= Felicia Walmsley =

New Zealand doctor and photographer

Sarah Margaret Felicia Walmsley (1895 – 1971) was a New Zealand doctor and photographer.

== Photography ==
Walmsley was a member of the Dunedin Photographic Society and wrote "A History of the Dunedin Photographic Society" which was published in the Australasian Photo Review in 1920. She was accomplished in portraiture and artificial light photography winning prizes for her photos. In 1916, she won a prize in the Dunedin Photographic Society competitions for her photo in the Seascape category entitled Evening Shadows. In 1917, she won the first prize in the A.P.-R. Architectural Competition for her photo of cathedral pillars and first prize for Lilies, a portrait of a woman holding lilies, in the A.P.-R. Home portrait or group competition.

Following a trip to Fiji and Tonga in 1916 she had an essay on photography "To the "Summer isles of Eden" with a vest pocket Kodak" published in the Australasian Photo Review in 1918. It described the photography techniques and methods she adopted after her half-plate camera was damaged and she had to rely on a Kodak Vest Pocket folding camera. It seems most likely that she gave up art photography early in her medical career.

== Medical career ==
In 1919 Walmsley was studying at university and in 1922, as a third year medical student, was one of ten women medical students including Muriel Bell and Helen Deem. She qualified with her MB ChB in 1926. In January 1928, she was appointed as a house surgeon at Gore Hospital moving to the same position at Timaru Hospital in August 1928.
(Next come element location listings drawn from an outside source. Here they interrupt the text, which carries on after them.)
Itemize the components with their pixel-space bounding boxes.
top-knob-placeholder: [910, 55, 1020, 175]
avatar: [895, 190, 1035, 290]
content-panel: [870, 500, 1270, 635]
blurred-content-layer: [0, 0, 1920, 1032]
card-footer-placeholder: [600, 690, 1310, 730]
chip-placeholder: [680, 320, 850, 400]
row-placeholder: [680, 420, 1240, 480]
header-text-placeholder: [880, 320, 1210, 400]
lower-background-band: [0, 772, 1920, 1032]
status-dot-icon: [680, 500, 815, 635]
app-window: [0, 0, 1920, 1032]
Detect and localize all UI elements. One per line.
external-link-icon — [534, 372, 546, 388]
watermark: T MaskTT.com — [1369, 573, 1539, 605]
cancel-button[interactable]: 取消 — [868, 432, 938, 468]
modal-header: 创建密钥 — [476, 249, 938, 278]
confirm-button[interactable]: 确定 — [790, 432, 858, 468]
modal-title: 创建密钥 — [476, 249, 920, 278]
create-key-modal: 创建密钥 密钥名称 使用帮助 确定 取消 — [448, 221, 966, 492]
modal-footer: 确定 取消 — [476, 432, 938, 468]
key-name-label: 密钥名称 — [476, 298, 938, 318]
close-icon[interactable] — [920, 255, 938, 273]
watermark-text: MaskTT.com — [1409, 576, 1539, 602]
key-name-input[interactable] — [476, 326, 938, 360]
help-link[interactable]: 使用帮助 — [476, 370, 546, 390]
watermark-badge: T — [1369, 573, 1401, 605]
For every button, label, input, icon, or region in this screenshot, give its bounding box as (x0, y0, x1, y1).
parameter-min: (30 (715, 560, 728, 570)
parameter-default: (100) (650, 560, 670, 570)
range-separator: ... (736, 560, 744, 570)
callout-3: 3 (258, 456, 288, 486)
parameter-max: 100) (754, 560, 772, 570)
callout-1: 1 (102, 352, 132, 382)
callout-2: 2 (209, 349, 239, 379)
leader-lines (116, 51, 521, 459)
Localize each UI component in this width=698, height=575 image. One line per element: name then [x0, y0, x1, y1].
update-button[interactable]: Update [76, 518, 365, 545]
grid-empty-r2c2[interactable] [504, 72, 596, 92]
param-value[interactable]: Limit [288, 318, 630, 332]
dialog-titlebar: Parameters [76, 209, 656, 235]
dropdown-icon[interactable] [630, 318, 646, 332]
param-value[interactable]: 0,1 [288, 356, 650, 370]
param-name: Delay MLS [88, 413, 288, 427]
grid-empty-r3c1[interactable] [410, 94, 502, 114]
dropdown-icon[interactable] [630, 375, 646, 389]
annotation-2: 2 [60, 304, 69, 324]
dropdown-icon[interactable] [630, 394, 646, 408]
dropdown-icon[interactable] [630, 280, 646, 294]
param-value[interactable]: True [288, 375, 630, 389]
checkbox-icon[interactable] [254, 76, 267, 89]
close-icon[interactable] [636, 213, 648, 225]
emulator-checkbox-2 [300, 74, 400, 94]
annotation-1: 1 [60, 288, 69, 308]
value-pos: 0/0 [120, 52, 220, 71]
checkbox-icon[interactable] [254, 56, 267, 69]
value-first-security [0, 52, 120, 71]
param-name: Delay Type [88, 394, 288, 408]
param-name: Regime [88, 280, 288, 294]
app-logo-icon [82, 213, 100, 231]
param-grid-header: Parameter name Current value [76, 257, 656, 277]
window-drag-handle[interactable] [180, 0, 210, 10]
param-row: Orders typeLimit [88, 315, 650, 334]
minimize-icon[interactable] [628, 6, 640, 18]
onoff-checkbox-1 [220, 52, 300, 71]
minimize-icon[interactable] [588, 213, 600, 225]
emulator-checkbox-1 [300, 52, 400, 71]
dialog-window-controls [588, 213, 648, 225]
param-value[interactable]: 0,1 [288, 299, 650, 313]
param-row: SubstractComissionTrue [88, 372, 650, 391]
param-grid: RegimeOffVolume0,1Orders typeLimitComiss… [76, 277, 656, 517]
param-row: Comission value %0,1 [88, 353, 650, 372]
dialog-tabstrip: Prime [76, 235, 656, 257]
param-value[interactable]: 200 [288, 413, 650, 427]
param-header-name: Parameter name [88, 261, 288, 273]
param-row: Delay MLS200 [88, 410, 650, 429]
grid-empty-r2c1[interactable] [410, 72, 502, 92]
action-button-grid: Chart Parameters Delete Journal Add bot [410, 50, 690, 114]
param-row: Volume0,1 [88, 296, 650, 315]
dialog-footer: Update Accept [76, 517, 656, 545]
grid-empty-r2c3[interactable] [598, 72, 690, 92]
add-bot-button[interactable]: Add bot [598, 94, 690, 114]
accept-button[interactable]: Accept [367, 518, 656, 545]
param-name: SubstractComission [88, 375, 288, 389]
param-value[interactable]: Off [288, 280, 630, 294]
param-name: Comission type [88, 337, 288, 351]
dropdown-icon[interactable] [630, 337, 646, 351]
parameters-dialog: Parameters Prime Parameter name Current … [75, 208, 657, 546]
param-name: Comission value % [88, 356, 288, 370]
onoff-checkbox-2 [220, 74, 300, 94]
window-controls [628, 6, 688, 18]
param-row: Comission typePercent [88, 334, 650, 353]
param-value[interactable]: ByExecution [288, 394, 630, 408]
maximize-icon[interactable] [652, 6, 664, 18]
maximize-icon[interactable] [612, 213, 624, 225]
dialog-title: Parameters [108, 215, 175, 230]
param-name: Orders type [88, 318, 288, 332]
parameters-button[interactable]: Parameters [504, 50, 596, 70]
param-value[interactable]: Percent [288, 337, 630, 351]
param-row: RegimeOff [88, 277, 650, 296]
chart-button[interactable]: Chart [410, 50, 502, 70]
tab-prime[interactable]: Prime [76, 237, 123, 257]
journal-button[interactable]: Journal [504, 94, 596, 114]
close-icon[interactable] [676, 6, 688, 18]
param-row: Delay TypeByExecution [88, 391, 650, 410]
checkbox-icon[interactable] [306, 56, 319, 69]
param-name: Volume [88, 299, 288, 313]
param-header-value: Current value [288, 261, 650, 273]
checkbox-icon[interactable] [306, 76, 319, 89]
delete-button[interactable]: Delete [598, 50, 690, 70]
She gained a Diploma in Public Health from the University of London in 1931. In 1932, she was appointed as assistant pathologist at the Royal Sussex County Hospital in Brighton. By 1935 she had returned to New Zealand to a position as house surgeon at Southland Hospital.

Walmsley worked at Mount Coolon in North Queensland. In 1936 she married Percival Raymond Fortescue Meredith, a former lieutenant with the RAMC, at Bowen in North Queensland. Their nine year old son Evian Glendower Walmsley Meredith drowned in an accident in Dunedin in 1946. At that time she was working as medical officer of health in Timaru.

Walmsley died overseas in 1971. Probate on her will was granted in December 1971 in Dunedin.